A WEB OF EMPTY COMPANIES
In a final attempt to unravel the mystery of Hometown’s purpose, I uncovered several other companies with murky ties to the Paulsboro deli and its global network of investors.
Among the more interesting entities in Hometown’s orbit is Med Spa Vacations, an “early-stage company” that was incorporated in Nevada in 2015 to sell health and wellness vacations. It never made much money, and it eventually closed its operations. Now it acknowledges in its public disclosures that it’s a shell company looking to acquire a private business. It signed a lease earlier this year with Tryon Capital, the same company that Hometown pays $15,000 a month and that’s owned by Peter Coker Sr., father of Hometown’s chairman.

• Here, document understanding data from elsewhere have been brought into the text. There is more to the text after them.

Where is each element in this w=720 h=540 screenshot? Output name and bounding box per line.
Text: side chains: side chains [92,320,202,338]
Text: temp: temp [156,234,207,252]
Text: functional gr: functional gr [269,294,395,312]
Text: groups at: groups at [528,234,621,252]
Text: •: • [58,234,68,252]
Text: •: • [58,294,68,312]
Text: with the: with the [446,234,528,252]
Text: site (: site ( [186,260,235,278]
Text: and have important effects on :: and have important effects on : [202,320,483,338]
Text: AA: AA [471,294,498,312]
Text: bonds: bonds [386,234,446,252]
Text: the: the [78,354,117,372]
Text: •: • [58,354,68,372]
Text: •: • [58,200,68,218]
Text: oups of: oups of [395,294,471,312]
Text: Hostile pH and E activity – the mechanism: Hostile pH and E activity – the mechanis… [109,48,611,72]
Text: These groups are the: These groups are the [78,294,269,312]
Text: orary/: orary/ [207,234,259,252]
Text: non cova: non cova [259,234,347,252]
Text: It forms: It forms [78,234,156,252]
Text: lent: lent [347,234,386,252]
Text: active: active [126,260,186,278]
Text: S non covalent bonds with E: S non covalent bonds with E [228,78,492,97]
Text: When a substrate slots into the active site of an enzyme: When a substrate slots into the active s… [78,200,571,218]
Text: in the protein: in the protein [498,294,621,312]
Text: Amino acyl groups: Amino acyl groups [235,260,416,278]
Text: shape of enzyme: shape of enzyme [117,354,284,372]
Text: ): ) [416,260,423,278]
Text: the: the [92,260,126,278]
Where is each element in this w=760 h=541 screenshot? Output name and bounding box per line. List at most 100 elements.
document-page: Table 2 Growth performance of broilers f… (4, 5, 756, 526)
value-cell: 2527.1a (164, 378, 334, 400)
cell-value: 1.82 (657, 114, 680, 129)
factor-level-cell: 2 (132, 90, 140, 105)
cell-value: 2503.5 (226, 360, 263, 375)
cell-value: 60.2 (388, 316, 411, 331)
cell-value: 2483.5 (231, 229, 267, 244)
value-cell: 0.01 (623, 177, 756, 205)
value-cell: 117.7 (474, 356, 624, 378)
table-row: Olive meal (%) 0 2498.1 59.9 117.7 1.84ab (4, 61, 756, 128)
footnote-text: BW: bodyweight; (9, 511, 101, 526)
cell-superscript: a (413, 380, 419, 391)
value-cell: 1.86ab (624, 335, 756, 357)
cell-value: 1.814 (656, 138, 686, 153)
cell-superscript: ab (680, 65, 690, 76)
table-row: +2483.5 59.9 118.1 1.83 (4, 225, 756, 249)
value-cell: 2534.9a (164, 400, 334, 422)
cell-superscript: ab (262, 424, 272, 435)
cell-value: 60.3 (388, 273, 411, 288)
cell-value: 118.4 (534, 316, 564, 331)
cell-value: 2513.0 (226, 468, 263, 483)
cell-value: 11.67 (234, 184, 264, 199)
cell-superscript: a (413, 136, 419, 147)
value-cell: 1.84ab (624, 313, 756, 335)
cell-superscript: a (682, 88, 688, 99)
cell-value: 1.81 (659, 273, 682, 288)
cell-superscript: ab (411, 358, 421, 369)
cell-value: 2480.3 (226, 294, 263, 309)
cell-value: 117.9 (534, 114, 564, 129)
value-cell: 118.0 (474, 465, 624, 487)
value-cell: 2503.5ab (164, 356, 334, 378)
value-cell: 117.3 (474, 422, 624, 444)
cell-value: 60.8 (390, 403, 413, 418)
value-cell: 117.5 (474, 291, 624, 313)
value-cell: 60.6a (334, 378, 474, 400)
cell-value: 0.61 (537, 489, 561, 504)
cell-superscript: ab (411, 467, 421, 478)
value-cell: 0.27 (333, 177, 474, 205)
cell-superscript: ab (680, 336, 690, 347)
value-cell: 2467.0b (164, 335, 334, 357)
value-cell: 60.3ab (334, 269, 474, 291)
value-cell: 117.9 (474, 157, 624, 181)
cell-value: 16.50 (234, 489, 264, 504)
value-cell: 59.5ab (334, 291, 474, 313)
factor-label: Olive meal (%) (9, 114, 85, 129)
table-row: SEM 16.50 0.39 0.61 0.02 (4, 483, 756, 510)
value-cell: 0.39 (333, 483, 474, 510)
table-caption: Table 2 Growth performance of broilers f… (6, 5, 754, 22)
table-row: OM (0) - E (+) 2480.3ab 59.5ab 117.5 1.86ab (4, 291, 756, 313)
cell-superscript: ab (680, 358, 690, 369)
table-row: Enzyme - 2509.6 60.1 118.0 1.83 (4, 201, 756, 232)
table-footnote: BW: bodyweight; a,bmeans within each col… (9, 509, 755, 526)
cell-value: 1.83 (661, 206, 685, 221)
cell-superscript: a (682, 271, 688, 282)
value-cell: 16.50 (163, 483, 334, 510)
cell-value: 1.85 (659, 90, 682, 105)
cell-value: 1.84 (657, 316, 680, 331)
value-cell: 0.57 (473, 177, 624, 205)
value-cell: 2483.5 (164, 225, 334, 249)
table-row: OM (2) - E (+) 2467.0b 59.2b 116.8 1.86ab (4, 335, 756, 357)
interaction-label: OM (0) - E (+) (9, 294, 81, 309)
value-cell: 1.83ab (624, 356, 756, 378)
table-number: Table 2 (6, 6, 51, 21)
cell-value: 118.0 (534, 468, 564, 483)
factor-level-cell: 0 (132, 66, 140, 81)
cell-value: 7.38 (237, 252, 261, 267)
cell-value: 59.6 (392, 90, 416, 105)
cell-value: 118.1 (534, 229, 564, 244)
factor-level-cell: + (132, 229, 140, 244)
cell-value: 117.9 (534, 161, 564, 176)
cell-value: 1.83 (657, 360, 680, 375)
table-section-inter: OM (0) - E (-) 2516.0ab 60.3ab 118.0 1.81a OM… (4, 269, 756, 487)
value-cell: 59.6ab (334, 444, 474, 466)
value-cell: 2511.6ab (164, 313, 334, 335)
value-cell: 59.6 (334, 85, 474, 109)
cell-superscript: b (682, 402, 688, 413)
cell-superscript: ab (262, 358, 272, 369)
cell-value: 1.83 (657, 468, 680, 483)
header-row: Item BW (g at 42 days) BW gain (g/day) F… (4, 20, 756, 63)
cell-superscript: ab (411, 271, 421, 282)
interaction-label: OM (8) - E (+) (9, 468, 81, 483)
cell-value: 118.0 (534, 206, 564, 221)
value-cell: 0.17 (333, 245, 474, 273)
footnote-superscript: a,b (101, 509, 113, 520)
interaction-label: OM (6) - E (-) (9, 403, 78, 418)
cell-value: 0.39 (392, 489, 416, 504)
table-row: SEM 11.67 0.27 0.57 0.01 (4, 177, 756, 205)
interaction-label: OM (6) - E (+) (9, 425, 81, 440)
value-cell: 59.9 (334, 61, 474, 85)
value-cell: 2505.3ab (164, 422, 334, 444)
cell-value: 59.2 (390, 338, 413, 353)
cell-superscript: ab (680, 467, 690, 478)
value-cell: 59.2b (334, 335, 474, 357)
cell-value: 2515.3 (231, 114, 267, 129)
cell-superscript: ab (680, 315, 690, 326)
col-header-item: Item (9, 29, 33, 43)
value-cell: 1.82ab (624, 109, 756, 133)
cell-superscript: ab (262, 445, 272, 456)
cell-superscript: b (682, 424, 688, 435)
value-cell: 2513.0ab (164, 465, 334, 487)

Med Spa pays Tryon consulting fees, too, although only a few thousand each month. Where does it get the cash? Two months ago, it received a $150,000 loan—from Hometown International.
As I pulled at these strings, more patterns emerged. Med Spa’s president, John Rollo, who was until recently a patient transporter at a New Jersey hospital, is also the CEO of E-waste Corp., a failed electronic-waste recycling company that is now a shell company looking for another business to acquire. Like Med Spa, E-waste Corp. has been paying Tryon thousands of dollars a month for consulting and received a $150,000 loan from Hometown late last year, shortly after the deli reopened from its pandemic-induced closure. (Shortly after this story was published, E-waste Corp. said that it had terminated its consulting agreement with Tryon Capital.)
E-waste’s stock price, like Hometown’s, has risen, and the company is now worth about $85 million. E-waste announced earlier this month that it sold 2.5 million shares to three investors, who paid $1 a share. It didn’t name the investors, but the deal mirrors the 2.5 million shares that three Hong Kong entities bought from Hometown last year.
Another company pops up if you follow the trail of Hometown’s former secretary, Beth Floyd, who was with the company from its founding until she left last year. For some of that time, she was also secretary for a cigar wholesaler called Tabacalera Ysidron. The cigar company shared the same North Carolina address as a firm controlled by Coker, and it paid the firm $5,000 a month for consulting, even though it never brought in more than a few hundred dollars in revenue. Eventually its business failed, it became a shell company, and then it merged with a biotech startup in 2016. The company later merged again, this time with an oil-field-services company.
Could Tabacalera Ysidron’s success be the model for Hometown and other shell companies? If so, it would hardly be the first case of private equity rooting for a public company to fail. Nor is Tryon dissimilar from those practitioners of high finance who lure retail investors into SPACs. “How is this any different from venture capital today?,” wondered Elven Riley, an instructor in Seton Hall’s Department of Finance. “If they hit 1 in 5, or 1 in 10, that’s how they fund their business. So maybe Tryon just keeps on getting involved with these little companies, and if they hit 1 in 20, they succeed.”
Coach Morina, the Cokers, and the other people involved aren’t talking publicly. The SEC did not respond to questions about whether it is looking into the situation. For now, onlookers are still divided about what’s going on and why.
John Burzichelli, the New Jersey assemblyman and former Paulsboro mayor, was left shrugging his shoulders. “Any small town, when you find out your local deli’s worth a hundred million dollars, that’s going to draw some attention.”
Michael Linhorst is a writer, media lawyer at Yale Law School, and former New Jersey State House reporter for The Record.